Franceinfo a pu consulter le "résumé pour décideur" de ce rapport et vous en présente les principaux enseignements.

L'inaction plus coûteuse que les investissements nécessaires

Les experts du Giec soulignent d'abord que "les avantages des scénarios permettant de limiter le réchauffement à 2 °C dépassent les coûts des mesures d'atténuation [des émissions]". Concrètement, les investissements nécessaires coûteraient moins cher que les dommages économiques provoqués par la crise climatique. "C'est une conclusion extrêmement robuste. La réduction de nos émissions est un investissement qui, à long terme, vaut le coup", avance auprès de franceinfo Céline Guivarch, directrice de recherche au Centre international de recherche sur l'environnement et le développement (Cired) et coautrice du groupe 3 du Giec.

Le Giec ajoute que "le coût de plusieurs technologies bas-carbone a chuté continuellement depuis 2010". Les experts citent l'énergie solaire, dont le coût a baissé de 85% entre 2010 et 2019, l'éolien (–55%) ou encore les batteries lithium-ion (–85%).
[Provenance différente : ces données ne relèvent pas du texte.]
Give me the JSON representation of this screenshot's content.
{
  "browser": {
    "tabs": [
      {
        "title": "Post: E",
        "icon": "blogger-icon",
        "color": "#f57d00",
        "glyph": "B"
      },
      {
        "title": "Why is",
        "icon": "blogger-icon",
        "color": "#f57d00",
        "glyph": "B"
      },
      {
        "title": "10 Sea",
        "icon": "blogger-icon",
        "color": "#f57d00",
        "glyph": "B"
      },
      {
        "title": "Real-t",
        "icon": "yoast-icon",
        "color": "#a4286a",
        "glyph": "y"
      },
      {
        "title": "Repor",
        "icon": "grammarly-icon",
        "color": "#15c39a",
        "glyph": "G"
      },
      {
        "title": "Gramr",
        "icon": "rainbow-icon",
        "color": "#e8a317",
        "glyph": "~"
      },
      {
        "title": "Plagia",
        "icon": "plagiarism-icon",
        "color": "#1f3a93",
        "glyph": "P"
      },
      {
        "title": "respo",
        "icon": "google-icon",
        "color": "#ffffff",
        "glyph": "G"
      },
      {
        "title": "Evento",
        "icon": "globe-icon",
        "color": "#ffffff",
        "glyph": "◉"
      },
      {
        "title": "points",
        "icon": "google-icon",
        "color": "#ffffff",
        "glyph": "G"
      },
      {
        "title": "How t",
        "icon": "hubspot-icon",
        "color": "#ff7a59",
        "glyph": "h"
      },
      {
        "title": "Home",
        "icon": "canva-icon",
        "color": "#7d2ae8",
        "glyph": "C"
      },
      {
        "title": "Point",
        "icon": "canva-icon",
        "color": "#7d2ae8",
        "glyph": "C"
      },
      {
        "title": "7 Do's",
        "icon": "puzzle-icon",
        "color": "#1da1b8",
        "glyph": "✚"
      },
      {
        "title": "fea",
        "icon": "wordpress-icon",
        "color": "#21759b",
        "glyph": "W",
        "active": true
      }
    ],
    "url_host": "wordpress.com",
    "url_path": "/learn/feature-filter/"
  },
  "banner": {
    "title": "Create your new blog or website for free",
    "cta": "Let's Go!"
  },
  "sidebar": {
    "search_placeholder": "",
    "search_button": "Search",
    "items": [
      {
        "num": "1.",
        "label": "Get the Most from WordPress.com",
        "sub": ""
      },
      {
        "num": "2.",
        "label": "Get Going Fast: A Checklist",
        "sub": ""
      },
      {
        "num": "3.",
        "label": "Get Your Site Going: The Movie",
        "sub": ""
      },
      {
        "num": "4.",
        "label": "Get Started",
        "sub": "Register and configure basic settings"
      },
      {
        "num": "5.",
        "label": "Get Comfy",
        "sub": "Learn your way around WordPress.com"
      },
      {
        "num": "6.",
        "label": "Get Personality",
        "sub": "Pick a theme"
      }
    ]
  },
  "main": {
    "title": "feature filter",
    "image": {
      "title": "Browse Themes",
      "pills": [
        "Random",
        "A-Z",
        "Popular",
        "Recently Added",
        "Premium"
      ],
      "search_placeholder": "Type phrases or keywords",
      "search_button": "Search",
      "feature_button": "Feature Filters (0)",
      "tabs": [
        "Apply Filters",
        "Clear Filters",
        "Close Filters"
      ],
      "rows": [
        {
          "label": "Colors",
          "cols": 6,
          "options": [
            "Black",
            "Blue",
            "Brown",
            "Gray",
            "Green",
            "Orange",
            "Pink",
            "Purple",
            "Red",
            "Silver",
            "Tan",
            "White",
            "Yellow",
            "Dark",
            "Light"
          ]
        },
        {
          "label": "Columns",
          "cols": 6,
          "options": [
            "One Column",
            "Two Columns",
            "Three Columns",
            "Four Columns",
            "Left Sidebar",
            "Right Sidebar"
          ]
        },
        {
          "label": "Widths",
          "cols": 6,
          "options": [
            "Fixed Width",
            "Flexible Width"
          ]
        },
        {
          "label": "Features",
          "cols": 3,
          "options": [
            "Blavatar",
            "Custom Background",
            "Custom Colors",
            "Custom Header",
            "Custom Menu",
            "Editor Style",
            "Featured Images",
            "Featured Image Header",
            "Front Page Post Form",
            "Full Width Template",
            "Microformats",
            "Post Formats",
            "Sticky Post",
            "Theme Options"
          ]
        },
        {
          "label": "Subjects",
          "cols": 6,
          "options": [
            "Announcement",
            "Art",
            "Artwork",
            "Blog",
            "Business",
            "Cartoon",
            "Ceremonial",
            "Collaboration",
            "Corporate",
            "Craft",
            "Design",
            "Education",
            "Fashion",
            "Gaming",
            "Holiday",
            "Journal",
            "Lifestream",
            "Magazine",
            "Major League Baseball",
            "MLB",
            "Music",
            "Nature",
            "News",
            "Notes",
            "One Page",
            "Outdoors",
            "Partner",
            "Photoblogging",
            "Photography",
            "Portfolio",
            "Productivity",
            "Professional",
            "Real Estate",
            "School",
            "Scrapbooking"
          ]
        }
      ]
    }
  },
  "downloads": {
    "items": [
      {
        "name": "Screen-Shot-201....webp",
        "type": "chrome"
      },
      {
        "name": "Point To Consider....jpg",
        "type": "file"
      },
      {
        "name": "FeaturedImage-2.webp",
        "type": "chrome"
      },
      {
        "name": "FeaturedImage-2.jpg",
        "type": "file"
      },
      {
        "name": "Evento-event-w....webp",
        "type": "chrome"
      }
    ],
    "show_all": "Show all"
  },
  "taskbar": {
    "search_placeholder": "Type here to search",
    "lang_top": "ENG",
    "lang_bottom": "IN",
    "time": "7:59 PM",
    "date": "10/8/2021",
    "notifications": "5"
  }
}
Une boîte à outils, secteur par secteur

Le rapport est très clair : tous les scénarios limitant le réchauffement à 1,5 °C ou 2 °C "impliquent de rapides, profondes et la plupart du temps immédiates réductions de gaz à effet de serre dans tous les secteurs". Si les scientifiques du Giec relèvent quelques progrès, les politiques actuelles des Etats, qui ne respectent parfois pas les engagements pris, conduisent le réchauffement bien au-delà des 1,5 °C au cours de ce siècle (+3,2 °C). Pour le vice-président du groupe 3 du Giec, Priyadarshi Shukla, "les bonnes mesures, infrastructures et technologies" peuvent "permettre de réduire de 40 à 70% les émissions de gaz à effet de serre d'ici 2050". Voici les solutions évaluées, secteur par secteur, pour corriger le tir.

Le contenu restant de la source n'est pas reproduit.